Mentre le altre urlavano il suo nome, io mi chiedevo perché i genitori lo avessero chiamato in quel modo. Conoscevo il demone Abrahel, era deceduto circa un secolo prima, in giovane età visto i suoi soli mille anni. Si diceva che fosse un demone succube, nato solo per farsi adorare e idolatrare.
Smisi di chiedermi il motivo di tale nome, quando vidi il principe alzarsi in piedi e sollevare entrambe le braccia sotto le odi del popolo.  
Scossi la testa, inorridita da tale mania di protagonismo. Completamente diverso dal fratello, era invece l’ultimogenito della casata reale, figlio della seconda sposa del re.
Il principino non sorrideva e nemmeno salutava.
Era appoggiato sull’altro lato della carrozza e guardava in basso, sbuffando.
Pareva annoiato, molto più della terza Regina dei Demoni.
Doveva avere circa dieci anni e provai una forte rabbia nei suoi confronti. Sicuramente era un bambino viziato ed ingrato di ciò che aveva. Non si rendeva conto di quanto fosse fortunato, io avrei ucciso per essere a posto suo.
Lui era un demone, un principe, era potente, ricco e poteva ottenere tutto ciò che voleva.
Eppure non era contento, sospirava tremendamente e, sicuramente, bramava la fuga.
A quel punto, il fratello maggiore non sembrava più tanto male, almeno lui era lieto della sua posizione.
La lenta carrozza non era ancora passata, che l’ultimogenito alzò lo sguardo verso di me.
Sobbalzai dalla sorpresa, incrociando i suoi occhi. Non aveva rivolto attenzione a nessun spettatore, nessuno sembrava degno della sua vista. Sbadatamente mi aveva intravisto nella folla e, da quel momento, non mi mollò più. Lo avevo fissato malignamente fino ad un attimo prima, vergognandomi e divenendo rossa quando si rivolse verso di me. Cercai di modificare in fretta la mia espressione, abbozzando un sorriso e muovendo la mano in un saluto ebete.
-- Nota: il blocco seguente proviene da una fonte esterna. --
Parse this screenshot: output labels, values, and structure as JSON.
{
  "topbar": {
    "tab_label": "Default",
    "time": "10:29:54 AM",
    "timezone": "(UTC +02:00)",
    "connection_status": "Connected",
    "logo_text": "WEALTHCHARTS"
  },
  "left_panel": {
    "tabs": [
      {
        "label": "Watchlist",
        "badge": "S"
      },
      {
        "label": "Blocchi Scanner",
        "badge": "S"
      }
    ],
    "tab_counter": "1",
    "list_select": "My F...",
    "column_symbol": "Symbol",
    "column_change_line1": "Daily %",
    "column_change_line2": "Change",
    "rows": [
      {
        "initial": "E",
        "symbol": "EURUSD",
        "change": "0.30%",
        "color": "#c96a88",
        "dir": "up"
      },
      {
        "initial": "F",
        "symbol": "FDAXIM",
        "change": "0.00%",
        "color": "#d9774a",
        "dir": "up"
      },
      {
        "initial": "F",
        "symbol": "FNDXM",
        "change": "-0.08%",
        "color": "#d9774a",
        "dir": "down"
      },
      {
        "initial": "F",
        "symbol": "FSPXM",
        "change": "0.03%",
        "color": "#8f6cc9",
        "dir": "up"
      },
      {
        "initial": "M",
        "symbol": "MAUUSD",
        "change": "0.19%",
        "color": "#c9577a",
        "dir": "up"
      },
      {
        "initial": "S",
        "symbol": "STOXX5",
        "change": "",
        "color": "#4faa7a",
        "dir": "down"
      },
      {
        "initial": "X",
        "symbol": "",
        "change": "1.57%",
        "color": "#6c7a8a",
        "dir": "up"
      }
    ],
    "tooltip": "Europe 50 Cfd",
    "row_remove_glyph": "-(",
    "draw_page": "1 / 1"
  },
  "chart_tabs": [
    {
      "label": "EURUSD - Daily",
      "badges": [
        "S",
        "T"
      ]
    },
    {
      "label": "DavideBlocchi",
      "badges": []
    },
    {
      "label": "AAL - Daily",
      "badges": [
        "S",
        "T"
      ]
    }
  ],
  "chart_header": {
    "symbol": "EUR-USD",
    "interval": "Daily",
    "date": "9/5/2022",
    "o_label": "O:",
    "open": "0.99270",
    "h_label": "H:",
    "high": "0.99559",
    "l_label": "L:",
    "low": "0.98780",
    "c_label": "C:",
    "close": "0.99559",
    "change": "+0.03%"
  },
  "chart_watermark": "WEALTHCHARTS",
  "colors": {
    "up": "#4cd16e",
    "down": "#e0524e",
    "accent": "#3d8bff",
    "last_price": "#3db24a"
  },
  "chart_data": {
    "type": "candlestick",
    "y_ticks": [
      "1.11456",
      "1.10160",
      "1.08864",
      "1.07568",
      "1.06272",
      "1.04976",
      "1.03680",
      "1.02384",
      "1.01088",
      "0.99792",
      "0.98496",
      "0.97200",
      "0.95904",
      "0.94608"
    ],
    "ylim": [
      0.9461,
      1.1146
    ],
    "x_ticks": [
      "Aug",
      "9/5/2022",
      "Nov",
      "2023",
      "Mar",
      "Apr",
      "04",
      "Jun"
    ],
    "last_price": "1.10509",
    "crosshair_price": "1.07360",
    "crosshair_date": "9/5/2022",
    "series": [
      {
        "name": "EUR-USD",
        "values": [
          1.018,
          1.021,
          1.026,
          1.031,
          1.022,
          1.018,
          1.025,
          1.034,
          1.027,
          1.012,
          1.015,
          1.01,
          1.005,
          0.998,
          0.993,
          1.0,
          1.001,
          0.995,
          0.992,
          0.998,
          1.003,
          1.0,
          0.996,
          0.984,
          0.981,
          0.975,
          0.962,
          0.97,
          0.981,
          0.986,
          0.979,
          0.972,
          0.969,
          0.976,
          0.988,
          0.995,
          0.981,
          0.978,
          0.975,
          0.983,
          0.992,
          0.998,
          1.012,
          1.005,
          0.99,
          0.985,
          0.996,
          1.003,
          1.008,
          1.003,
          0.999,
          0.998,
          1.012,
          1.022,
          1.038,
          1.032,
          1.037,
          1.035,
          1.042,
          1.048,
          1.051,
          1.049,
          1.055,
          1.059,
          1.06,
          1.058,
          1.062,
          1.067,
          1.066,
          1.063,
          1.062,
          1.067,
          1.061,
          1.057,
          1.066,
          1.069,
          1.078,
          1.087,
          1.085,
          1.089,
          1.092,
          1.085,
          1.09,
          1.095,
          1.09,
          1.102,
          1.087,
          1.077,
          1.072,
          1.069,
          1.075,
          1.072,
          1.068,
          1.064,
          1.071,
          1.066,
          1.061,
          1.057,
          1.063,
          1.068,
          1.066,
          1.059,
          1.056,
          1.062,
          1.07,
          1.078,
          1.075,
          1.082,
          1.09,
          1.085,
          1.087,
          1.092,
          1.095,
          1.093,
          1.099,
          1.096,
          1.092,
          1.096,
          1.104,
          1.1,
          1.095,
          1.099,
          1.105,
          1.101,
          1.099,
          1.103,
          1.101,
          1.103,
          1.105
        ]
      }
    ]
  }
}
Il piccolo non ricambiò, al contrario continuò a guardarmi, sbigottito.
Mi fissò a lungo, mettendomi a disagio. Smisi di salutare e tornai seria, iniziando a temere che mi avesse riconosciuta. Continuava ad osservarmi, senza staccarmi gli occhi di dosso, facendomi agitare incredibilmente. Il cuore iniziò a battermi forte, certa che mi avrebbe denunciato e che sarei stata barbaramente uccisa. Feci un passo indietro, pronta a scappare, quando mi accorsi di un dettaglio a cui non avevo fatto caso. C’era qualcosa di diverso in lui, qualcosa che lo contraddistingueva dai suoi simili.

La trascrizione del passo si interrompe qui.